# Worst of 2013: Die Skandale des Jahres - in der Hauptrolle: EA



## PCGH-Redaktion (26. Dezember 2013)

Jetzt ist Ihre Meinung zu Worst of 2013: Die Skandale des Jahres - in der Hauptrolle: EA gefragt. 

Bitte beachten Sie: Der Kommentarbereich wird gemäß der  Forenregeln moderiert. Allgemeine Fragen und Kritik zu Online-Artikeln von PC Games Hardware sind im Feedback-Unterforum zu veröffentlichen und nicht im Kommentarthread zu einer News. Dort werden sie ohne Nachfragen entfernt.




			Dieser Inhalt steht nur eingeloggten Mitgliedern zur Verfügung.
        

 Zurück zum Artikel: Worst of 2013: Die Skandale des Jahres - in der Hauptrolle: EA


----------



## Two-Face (26. Dezember 2013)

FC Bayern und EA?

Wenn dann eher FC Barcelona und EA.

Die Bayern mit Electronic Arts zu vergleichen klingt doch ziemlich an den Haaren herbeigezogen.


----------



## Joselman (26. Dezember 2013)

National gesehen passt das schon.


----------



## Gast20140625 (26. Dezember 2013)

Sehe ich das richtig, dass man es schafft irgendeinen Verein von überbezahlten, dopenden rumbolzern zu erwähnen, Snowden aber mit keinem Wort gewürdigt wird?


----------



## Two-Face (26. Dezember 2013)

Joselman schrieb:


> National gesehen passt das schon.


 
Was hat denn bitte national gesehen EA mit dem Münchner Bayern zu tun?

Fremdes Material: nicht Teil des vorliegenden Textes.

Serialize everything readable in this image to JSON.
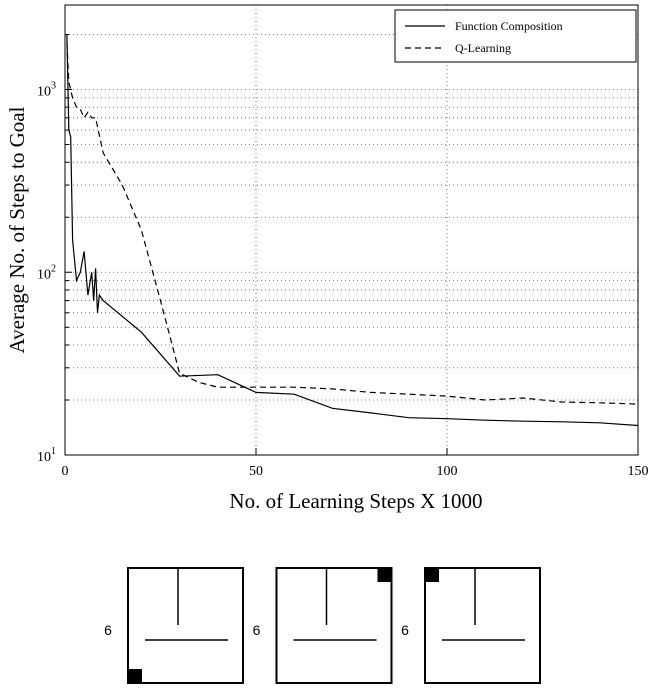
{
  "chart_data": {
    "type": "line",
    "xlabel": "No.  of Learning Steps  X 1000",
    "ylabel": "Average No. of  Steps to Goal",
    "xlim": [
      0,
      150
    ],
    "xticks": [
      0,
      50,
      100,
      150
    ],
    "ylim": [
      10,
      2900
    ],
    "yscale": "log",
    "yticks": [
      {
        "value": 10,
        "label": "10",
        "sup": "1"
      },
      {
        "value": 100,
        "label": "10",
        "sup": "2"
      },
      {
        "value": 1000,
        "label": "10",
        "sup": "3"
      }
    ],
    "minor_yticks": [
      20,
      30,
      40,
      50,
      60,
      70,
      80,
      90,
      200,
      300,
      400,
      500,
      600,
      700,
      800,
      900,
      2000
    ],
    "grid": true,
    "legend": "upper right",
    "series": [
      {
        "name": "Function Composition",
        "color": "#000000",
        "linestyle": "solid",
        "x": [
          0.5,
          1,
          1.5,
          2,
          3,
          4,
          5,
          6,
          7,
          7.5,
          8,
          8.5,
          9,
          10,
          20,
          30,
          40,
          50,
          60,
          70,
          80,
          90,
          100,
          110,
          120,
          130,
          140,
          150
        ],
        "y": [
          2000,
          600,
          550,
          150,
          90,
          100,
          130,
          75,
          100,
          70,
          105,
          60,
          75,
          70,
          47,
          27,
          27.5,
          22,
          21.5,
          18,
          17,
          16,
          15.8,
          15.5,
          15.3,
          15.2,
          15,
          14.5
        ]
      },
      {
        "name": "Q-Learning",
        "color": "#000000",
        "linestyle": "dashed",
        "x": [
          0.5,
          1,
          2,
          3,
          4,
          5,
          6,
          7,
          8,
          10,
          15,
          20,
          25,
          30,
          35,
          40,
          50,
          60,
          70,
          80,
          90,
          100,
          110,
          120,
          130,
          140,
          150
        ],
        "y": [
          1800,
          1100,
          900,
          800,
          780,
          700,
          750,
          700,
          700,
          450,
          300,
          170,
          70,
          28,
          25,
          23.5,
          23.5,
          23.5,
          23,
          22,
          21.5,
          21,
          20,
          20.5,
          19.5,
          19.3,
          19
        ]
      }
    ]
  },
  "diagrams": [
    {
      "label": "6",
      "goal": "bottom-left"
    },
    {
      "label": "6",
      "goal": "top-right"
    },
    {
      "label": "6",
      "goal": "top-left"
    }
  ]
}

EA = Amerikanisches Unternehmen, FC Bayern München = Deutscher Fußballverein/Deutsche Aktiengesellschaft



john201050 schrieb:


> Sehe ich das richtig, dass man es schafft  irgendeinen Verein von überbezahlten, dopenden rumbolzern zu erwähnen,  Snowden aber mit keinem Wort gewürdigt wird?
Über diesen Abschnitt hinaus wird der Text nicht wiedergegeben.